La gouvernance de l’Olympique de Marseille connaît un nouveau séisme. En redistribuant les responsabilités sportives et en redéfinissant le rôle de Pablo Longoria, Frank McCourt a profondément modifié l’équilibre interne du club. Une évolution qui pose clairement la question de l’avenir du président espagnol.
Ce mardi matin, le communiqué officiel est tombé. L’actionnaire de l’OM, Frank McCourt, a acté une réorganisation majeure : toutes les activités sportives sont désormais confiées à Medhi Benatia jusqu’à la fin de la saison. Dans le même temps, le rôle de Pablo Longoria est appelé à évoluer vers des fonctions qualifiées d’« institutionnelles ».
Selon les informations publiées par La Provence, cette décision revient de fait à retirer une large partie du pouvoir exécutif au dirigeant espagnol. Une source proche du club évoque « une manière de le faire sortir proprement », soulignant la portée symbolique de cette redistribution des cartes.

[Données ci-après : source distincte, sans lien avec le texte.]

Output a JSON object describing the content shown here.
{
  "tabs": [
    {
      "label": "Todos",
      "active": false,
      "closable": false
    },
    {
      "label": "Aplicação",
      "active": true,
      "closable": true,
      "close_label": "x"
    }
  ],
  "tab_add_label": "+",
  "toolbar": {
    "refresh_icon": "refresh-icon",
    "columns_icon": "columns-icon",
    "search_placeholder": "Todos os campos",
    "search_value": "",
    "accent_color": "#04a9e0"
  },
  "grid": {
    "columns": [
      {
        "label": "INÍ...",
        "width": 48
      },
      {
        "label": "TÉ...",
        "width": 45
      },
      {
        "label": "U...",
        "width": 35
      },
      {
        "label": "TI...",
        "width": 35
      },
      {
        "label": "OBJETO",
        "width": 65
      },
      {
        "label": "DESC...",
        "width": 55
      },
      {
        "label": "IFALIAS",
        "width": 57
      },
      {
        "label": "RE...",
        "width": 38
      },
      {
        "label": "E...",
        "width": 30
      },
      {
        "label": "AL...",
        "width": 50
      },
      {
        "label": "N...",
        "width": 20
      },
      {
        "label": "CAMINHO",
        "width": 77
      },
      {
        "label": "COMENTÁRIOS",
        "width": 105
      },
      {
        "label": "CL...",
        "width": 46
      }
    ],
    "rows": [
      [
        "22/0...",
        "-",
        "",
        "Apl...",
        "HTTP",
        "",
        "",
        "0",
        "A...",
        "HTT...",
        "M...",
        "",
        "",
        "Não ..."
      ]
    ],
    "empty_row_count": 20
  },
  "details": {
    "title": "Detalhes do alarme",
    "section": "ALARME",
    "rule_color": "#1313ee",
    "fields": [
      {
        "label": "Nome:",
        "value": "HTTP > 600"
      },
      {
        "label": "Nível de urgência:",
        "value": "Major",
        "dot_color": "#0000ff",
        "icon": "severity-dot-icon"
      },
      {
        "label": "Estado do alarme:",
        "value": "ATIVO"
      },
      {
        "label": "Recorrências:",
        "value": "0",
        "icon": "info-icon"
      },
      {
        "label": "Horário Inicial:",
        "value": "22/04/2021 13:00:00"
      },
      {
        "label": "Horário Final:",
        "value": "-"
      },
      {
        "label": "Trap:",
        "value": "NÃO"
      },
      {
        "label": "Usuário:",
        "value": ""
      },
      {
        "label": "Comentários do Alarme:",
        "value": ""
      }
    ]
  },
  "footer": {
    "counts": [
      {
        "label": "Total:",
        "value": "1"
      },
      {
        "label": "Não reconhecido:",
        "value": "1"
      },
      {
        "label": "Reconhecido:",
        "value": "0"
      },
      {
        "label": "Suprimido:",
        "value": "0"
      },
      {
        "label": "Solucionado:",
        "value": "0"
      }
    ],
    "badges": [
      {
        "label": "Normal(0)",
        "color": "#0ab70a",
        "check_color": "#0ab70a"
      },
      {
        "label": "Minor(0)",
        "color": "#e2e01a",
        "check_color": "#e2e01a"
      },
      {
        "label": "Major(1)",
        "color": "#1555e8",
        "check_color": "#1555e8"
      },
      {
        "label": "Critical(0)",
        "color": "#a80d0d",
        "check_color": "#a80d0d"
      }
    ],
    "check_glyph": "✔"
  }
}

Communiqué de presse de Franck McCourt :
Déterminé à assurer l’intérêt supérieur de l’Olympique de Marseille et afin d’atteindre les objectifs sportifs de la saison en cours, Frank McCourt a demandé à Medhi Benatia de conserver ses fonctions jusqu’à la fin de la saison.…
— Football Club de Marseille (@FCMarseille) February 17, 2026
Benatia au centre du projet sportif
Grand gagnant de cette réorganisation, Medhi Benatia voit son poids renforcé dans la stratégie de l’Olympique de Marseille. Cette évolution intervient dans un contexte déjà tendu. Fin janvier, La Provence révélait que les relations entre Benatia et Longoria s’étaient nettement dégradées.
Le scénario observé ces derniers jours ne fait que confirmer ces dissensions internes. Esseulé à La Commanderie, où sa présence s’était raréfiée, Pablo Longoria apparaît plus que jamais fragilisé. Toujours selon La Provence, certains observateurs internes jugent désormais impossible une collaboration durable entre les deux hommes.
Un rôle institutionnel aux contours flous
Officiellement, la nouvelle mission de Pablo Longoria consisterait à assurer la représentation de l’OM au sein des instances françaises et européennes. Une fonction qui interroge toutefois au regard de sa situation actuelle.
Vice-président de la LFP, le président marseillais a vu son influence considérablement réduite au cours de la dernière année. Suspendu après ses propos tenus à Auxerre, lorsqu’il avait évoqué de la « corruption », il aurait, selon La Provence, perdu une large part de sa crédibilité au sein de l’instance.
Dans les faits, plusieurs dossiers récents impliquant l’Olympique de Marseille et la Ligue ont été suivis par Shéhérazade Semsar-de-Boisséson, vice-présidente du conseil de surveillance.
La séquence actuelle rappelle inévitablement un précédent récent dans l’histoire du club : la fin de mandat de Jacques-Henri Eyraud, remplacé par Pablo Longoria en février 2021. Aujourd’hui, la situation du dirigeant espagnol s’inscrit à son tour dans une zone d’incertitude majeure, au cœur de l’actualité brûlante de l’OM.